Strengths and weaknesses

The SpineData registry has a number of strengths. It is a consecutive cohort of all patients referred to a regional secondary care center, which improves it generalizability. It is a large, comprehensive dataset covering all three spinal areas (neck, mid-back, low back). The recording of each patient’s central person registration number facilitates data linkage with other Danish registries. The size of the dataset improves the capacity to study rare events.

This registry also has a number of weaknesses. Firstly, less than half the patients complete follow-up questionnaires and although we could only find evidence of attrition bias in one outcome at one time point, there were differences in the baseline characteristics of responders and nonresponders.

In addition, although we have conducted periodic staff training that details the reasons underpinning the clinical examination procedures used by clinicians, the quality assurance of data collected by clinicians in daily routine care is not strictly standardized and may be different from that collected in a discrete research project.30 For example, that staff training included reaching a consensus about which methods for performing a neurological examination would become the departmental standard and how the results would be quantified. For instance, the sequence of physical components of the Straight Leg Raise Test that would be used, given the diverse ways that this test has been described, and what specifically would indicate a positive test result. However, in contrast to a research project, individual clinicians in routine care are not monitored for adherence to that department standard.

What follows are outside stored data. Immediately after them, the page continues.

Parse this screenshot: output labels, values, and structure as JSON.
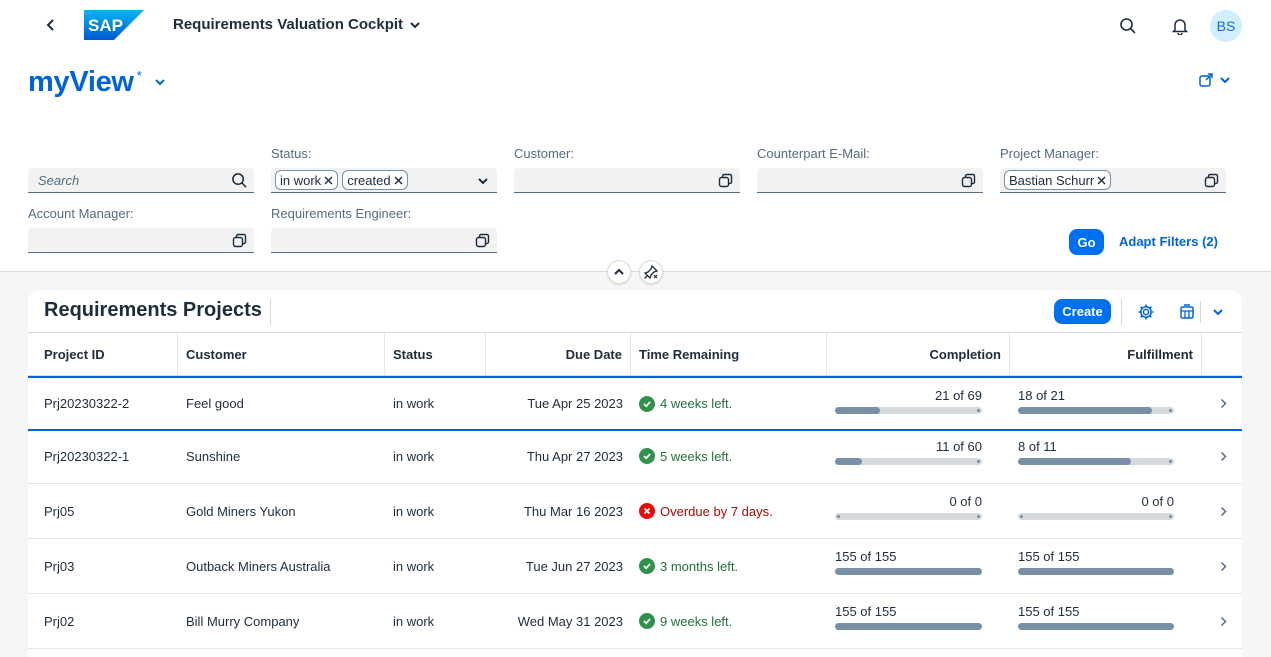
{
  "shell": {
    "logo_text": "SAP",
    "app_title": "Requirements Valuation Cockpit",
    "avatar_initials": "BS"
  },
  "variant": {
    "name": "myView",
    "modified_marker": "*"
  },
  "filters": {
    "search_placeholder": "Search",
    "status_label": "Status:",
    "status_tokens": [
      "in work",
      "created"
    ],
    "customer_label": "Customer:",
    "counterpart_label": "Counterpart E-Mail:",
    "project_manager_label": "Project Manager:",
    "project_manager_token": "Bastian Schurr",
    "account_manager_label": "Account Manager:",
    "requirements_engineer_label": "Requirements Engineer:",
    "go_label": "Go",
    "adapt_label": "Adapt Filters (2)"
  },
  "table": {
    "title": "Requirements Projects",
    "create_label": "Create",
    "columns": [
      "Project ID",
      "Customer",
      "Status",
      "Due Date",
      "Time Remaining",
      "Completion",
      "Fulfillment"
    ],
    "rows": [
      {
        "id": "Prj20230322-2",
        "customer": "Feel good",
        "status": "in work",
        "due": "Tue Apr 25 2023",
        "remaining": "4 weeks left.",
        "remaining_state": "ok",
        "completion": "21 of 69",
        "completion_value": 0.304,
        "fulfillment": "18 of 21",
        "fulfillment_value": 0.857
      },
      {
        "id": "Prj20230322-1",
        "customer": "Sunshine",
        "status": "in work",
        "due": "Thu Apr 27 2023",
        "remaining": "5 weeks left.",
        "remaining_state": "ok",
        "completion": "11 of 60",
        "completion_value": 0.183,
        "fulfillment": "8 of 11",
        "fulfillment_value": 0.727
      },
      {
        "id": "Prj05",
        "customer": "Gold Miners Yukon",
        "status": "in work",
        "due": "Thu Mar 16 2023",
        "remaining": "Overdue by 7 days.",
        "remaining_state": "bad",
        "completion": "0 of 0",
        "completion_value": 0,
        "fulfillment": "0 of 0",
        "fulfillment_value": 0
      },
      {
        "id": "Prj03",
        "customer": "Outback Miners Australia",
        "status": "in work",
        "due": "Tue Jun 27 2023",
        "remaining": "3 months left.",
        "remaining_state": "ok",
        "completion": "155 of 155",
        "completion_value": 1,
        "fulfillment": "155 of 155",
        "fulfillment_value": 1
      },
      {
        "id": "Prj02",
        "customer": "Bill Murry Company",
        "status": "in work",
        "due": "Wed May 31 2023",
        "remaining": "9 weeks left.",
        "remaining_state": "ok",
        "completion": "155 of 155",
        "completion_value": 1,
        "fulfillment": "155 of 155",
        "fulfillment_value": 1
      }
    ]
  },
  "colors": {
    "brand": "#0070f2",
    "link": "#0064d9",
    "success": "#30914c",
    "error": "#e90b0b"
  }
}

Similarly, routine data collection is different from collecting data to answer a specific research question, as it involves a trade-off between using detailed and validated questionnaires and being able to cover a number of potentially important aspects of spinal pain. For example, in the SpineData registry, we use one-item and two-item screening questions to assess the psychosocial constructs of depression, anxiety, fear of movement, pain catastrophization, and social isolation. Although these screening questions have known concurrent validity in this clinical setting,21 relative to full reference standard questionnaires, their relative responsiveness is unknown.

Conclusion

The SpineData registry contains data from a large and comprehensive observational cohort of consecutive patients attending a nonsurgical hospital department for the multidisciplinary assessment of chronic spinal pain. It contains detailed baseline and outcomes data on a broad range of biopsychosocial factors. For epidemiology research, these data can be linked, at an individual patient level, to the Danish population-based registries and the national spinal surgery registry. SpineData is also a potential setting in which to conduct cohort multiple randomized controlled trials. Collaborations with other researchers are welcome.